Dupourquet eut un geste violent.

— Voyons, sacredieu ! tu ne veux cependant pas qu’il te saute au coul il y a entre vous trop de distance…

— Cette distance-là, je l’apprécie mieux que lui, et c’est pour cela que je le trouve méchant et sot de me traiter de la sorte.

— Julien !

— Oh ! vous ne m’empêcherez pas d’aller jusqu’au bout, j’en ai trop lourd sur le cœur ; il faut que ça sorte. Je n’aurais demandé à M. d’Escoublac qu’un peu de bonté et de délicatesse ; et cela devait lui être facile, puisqu’il a reçu une si belle éducation, puisqu’il connaît si bien les convenances. Mais il y a une chose qui le gêne, voyez-vous, c’est que, plus que tout autre ici, avec mes habits d’étoffe et mes mains calleuses, je lui rappelle qu’il entre dans une famille de bourgeois de campagne où l’on a peiné par tous les temps et sué sang et eau pour ramasser le magot qu’il convoite.

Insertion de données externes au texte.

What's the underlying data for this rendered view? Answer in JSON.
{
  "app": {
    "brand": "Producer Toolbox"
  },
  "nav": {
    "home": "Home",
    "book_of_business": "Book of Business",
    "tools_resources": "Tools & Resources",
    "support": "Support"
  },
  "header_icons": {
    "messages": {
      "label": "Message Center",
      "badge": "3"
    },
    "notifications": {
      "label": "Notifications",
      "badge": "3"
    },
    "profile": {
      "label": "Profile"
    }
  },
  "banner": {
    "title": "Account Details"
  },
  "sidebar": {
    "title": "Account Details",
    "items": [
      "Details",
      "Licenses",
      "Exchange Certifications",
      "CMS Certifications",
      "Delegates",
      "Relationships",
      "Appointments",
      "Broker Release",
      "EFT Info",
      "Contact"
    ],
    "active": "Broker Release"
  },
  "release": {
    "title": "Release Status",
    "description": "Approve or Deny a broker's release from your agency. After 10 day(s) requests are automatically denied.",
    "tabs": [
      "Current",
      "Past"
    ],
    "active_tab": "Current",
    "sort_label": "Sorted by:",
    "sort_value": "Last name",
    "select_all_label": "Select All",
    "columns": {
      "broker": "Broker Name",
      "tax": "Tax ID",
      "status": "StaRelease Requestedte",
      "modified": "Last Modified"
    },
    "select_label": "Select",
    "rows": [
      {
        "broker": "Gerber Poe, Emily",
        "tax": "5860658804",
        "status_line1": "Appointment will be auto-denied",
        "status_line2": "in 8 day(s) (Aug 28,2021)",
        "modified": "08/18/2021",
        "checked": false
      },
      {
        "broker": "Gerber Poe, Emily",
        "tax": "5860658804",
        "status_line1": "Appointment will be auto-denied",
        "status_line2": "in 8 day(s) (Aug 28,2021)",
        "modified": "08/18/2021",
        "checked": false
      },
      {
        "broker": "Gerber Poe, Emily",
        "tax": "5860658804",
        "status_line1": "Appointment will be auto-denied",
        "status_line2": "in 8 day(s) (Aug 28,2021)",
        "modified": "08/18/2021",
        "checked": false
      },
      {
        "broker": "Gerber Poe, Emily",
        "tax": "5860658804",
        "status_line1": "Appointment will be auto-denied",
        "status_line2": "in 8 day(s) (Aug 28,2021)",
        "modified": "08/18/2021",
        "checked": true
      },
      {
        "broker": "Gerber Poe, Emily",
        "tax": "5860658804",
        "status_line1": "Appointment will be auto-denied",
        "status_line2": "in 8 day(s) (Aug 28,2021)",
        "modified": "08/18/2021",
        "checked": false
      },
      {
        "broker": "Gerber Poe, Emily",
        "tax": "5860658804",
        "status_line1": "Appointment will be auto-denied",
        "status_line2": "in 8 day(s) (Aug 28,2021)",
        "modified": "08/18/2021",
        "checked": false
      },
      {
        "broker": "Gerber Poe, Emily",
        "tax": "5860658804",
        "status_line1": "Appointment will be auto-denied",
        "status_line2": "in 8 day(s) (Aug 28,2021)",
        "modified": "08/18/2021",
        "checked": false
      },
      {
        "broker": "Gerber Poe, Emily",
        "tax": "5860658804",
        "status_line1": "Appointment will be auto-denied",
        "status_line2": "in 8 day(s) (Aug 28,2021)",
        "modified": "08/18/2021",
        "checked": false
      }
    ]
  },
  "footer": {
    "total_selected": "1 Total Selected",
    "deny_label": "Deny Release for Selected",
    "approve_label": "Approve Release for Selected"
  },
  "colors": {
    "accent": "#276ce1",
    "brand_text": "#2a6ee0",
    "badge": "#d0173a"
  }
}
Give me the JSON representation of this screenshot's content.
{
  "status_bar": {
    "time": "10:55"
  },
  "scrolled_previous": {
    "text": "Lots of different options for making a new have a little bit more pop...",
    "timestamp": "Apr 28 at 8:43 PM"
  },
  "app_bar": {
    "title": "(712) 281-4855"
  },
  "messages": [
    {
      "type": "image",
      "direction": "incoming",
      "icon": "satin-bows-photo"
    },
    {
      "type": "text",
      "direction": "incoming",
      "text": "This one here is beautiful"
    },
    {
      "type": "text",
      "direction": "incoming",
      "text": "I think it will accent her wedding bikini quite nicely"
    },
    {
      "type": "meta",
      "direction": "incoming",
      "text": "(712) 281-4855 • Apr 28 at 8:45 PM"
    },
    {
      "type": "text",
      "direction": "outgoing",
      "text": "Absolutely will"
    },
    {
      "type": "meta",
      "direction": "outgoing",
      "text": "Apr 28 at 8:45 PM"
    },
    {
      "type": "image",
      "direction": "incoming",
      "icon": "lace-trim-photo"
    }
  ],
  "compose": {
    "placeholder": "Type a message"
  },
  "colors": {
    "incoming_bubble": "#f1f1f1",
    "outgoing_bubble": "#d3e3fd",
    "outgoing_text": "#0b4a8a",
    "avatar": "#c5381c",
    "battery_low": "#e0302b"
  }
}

Dupourquet était devenu très rouge. Ces derniers mots de Julien le frappaient au visage comme un soufflet. Il le saisit par le bras, et, d’une voix brève :

— En voilà assez, n’est-ce pas ? tu n’as jamais été qu’un orgueilleux et un jaloux ; tu me montres aujourd’hui que tu n’étais aussi qu’un ingrat. Non content de te recueillir au Vignal, je t’ai fait donner quelque instruction. J’ai payé pendant cinq ans ta pension chez les frères, alors qu’il m’eût été si simple de l’adjoindre un labrit pour garder les moutons. Plus tard, j’ai prié l’abbé Roussillhes de compléter tes connaissances ; je t’ai laissé faire des devoirs, lire des journées entières, alors que nous manquions de bras à la terre, et c’est ainsi que tu m’en récompenses ! Eh bien ! mon ami, fais ton paquet et file ! J’ai joui jusqu’à présent de ton lopin de la Grèze, reprends-le. C’est ce soir la signature du contrat, demain la noce, et j’exige que tu y assistes ; mais, aussitôt après, je te rendrai mes comptes de tutelle, et tu iras voir chez toi si l’herbe pousse.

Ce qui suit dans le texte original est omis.